Italian millers look to U.S. HRS for high protein quality to produce flour for pandoro and panettone, two types of bread made and consumed around Christmas, in addition to pizza and high loaf volume bread. The USW noted that the Italian milling industry is very quality conscious, but fiercely competitive.
Italian millers and bakers face growing cost pressures, especially since the economic crisis. Attributed to the economic crisis, the Italian Farmers’ Confederation reported that Italians spent an average of 12% less on food in 2013 than before the economic situation deteriorated in 2007. Additionally, Italians have significantly reduced the number of times they eat out in restaurants.
Because high protein wheat from Austria and Germany is often significantly cheaper than U.S. supplies, it competes effectively with U.S. HRS imports. But, European wheat lacks consistent high quality, so Italian millers routinely recognize the performance of U.S. HRS as more valuable than geographically closer European supplies. Italian millers also report more variability in Canadian spring wheat, sometimes even among the wheat in a single shipment, as well as lower gluten quality than U.S. HRS.

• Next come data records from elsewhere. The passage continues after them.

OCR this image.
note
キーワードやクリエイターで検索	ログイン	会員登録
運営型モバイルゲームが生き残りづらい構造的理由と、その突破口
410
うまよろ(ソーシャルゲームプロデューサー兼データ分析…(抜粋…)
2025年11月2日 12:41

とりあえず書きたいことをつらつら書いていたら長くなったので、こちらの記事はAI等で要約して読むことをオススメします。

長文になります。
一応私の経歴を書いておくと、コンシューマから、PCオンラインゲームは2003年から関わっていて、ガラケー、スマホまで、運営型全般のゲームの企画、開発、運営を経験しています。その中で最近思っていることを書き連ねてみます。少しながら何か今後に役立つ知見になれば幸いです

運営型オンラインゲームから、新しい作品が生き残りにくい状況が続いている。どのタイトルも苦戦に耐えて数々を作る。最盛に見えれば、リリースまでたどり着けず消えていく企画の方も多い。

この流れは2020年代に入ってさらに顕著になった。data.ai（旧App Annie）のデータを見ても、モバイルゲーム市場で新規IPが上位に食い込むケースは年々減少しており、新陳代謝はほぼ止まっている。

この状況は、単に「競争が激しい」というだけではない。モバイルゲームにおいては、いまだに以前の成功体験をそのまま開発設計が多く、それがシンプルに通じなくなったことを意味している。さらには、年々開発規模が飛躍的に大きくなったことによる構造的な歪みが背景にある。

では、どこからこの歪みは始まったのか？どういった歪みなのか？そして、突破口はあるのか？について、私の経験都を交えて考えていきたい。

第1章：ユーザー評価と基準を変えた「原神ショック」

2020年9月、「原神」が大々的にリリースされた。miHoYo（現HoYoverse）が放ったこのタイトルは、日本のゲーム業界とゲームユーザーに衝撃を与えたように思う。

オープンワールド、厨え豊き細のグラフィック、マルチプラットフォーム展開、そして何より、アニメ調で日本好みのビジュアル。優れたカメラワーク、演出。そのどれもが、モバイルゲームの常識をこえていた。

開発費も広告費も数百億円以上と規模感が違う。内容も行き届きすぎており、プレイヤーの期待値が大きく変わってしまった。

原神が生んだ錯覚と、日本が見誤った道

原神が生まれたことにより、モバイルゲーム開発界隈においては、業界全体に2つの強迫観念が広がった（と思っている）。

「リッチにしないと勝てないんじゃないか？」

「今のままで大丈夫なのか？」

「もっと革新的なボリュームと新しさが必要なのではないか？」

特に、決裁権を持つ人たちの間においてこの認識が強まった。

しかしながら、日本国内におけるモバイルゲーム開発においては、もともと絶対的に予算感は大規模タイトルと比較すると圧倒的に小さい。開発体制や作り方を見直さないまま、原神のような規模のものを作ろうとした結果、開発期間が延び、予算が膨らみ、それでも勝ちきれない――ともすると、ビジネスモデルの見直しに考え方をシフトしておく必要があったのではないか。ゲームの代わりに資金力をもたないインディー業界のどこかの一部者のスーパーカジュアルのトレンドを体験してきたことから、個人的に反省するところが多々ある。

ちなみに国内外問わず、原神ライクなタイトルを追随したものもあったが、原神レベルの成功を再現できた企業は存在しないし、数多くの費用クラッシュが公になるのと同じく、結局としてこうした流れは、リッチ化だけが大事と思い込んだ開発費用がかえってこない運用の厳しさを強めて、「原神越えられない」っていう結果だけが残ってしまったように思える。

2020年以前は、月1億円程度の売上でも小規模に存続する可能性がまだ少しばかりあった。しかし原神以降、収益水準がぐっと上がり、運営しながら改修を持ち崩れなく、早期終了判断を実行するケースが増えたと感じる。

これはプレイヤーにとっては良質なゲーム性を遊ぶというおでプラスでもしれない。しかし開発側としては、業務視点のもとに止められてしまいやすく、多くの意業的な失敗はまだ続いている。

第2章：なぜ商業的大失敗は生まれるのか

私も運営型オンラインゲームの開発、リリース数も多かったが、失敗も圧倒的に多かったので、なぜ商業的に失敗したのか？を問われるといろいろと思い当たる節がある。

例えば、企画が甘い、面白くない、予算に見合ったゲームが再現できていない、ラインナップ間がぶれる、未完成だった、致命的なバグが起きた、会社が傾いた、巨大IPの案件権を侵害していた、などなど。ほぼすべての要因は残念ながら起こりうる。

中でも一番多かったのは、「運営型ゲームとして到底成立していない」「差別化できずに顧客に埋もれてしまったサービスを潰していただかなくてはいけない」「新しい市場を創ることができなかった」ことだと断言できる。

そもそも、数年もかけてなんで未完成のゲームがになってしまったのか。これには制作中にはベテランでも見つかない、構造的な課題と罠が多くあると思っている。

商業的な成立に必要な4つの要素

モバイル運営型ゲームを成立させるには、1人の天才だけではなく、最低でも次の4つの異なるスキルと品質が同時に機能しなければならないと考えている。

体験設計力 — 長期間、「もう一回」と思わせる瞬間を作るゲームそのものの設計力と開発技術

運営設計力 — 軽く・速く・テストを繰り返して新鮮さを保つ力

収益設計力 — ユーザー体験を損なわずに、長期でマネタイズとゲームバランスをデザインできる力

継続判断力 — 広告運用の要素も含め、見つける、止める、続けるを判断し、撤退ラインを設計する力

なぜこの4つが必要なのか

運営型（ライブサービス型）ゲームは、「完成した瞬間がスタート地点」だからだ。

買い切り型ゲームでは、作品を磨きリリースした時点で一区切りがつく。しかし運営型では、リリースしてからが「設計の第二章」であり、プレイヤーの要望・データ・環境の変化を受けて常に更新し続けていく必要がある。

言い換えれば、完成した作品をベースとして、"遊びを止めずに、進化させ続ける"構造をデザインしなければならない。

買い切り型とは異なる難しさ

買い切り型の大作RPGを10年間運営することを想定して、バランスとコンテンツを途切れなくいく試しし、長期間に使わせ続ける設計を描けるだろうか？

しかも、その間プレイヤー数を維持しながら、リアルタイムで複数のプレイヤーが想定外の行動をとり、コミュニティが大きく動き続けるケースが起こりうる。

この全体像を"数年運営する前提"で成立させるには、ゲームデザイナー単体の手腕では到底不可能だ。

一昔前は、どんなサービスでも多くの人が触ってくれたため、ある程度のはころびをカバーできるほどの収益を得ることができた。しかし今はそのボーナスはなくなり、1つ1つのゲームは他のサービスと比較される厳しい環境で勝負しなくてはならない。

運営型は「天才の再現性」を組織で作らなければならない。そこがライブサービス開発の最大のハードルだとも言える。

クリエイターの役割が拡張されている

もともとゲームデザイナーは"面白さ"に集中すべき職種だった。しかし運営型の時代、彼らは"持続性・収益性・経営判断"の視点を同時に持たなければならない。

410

The USW European regional office in Rotterdam, The Netherlands, is responsible for carrying out activities in all countries of the European continent, Israel and the former Soviet Union. The region includes a sub-office in Moscow, Russia.
USW works directly with EU end-users and importers to help them deepen commercial links with U.S. export companies through trade servicing and technical assistance activities in Europe and by facilitating visits to the United States, like the one taking place this month. USW also keeps buyers regularly informed on the quality of all six classes of U.S. wheat, helping buyers understand the consistent high quality of U.S. wheat supplies.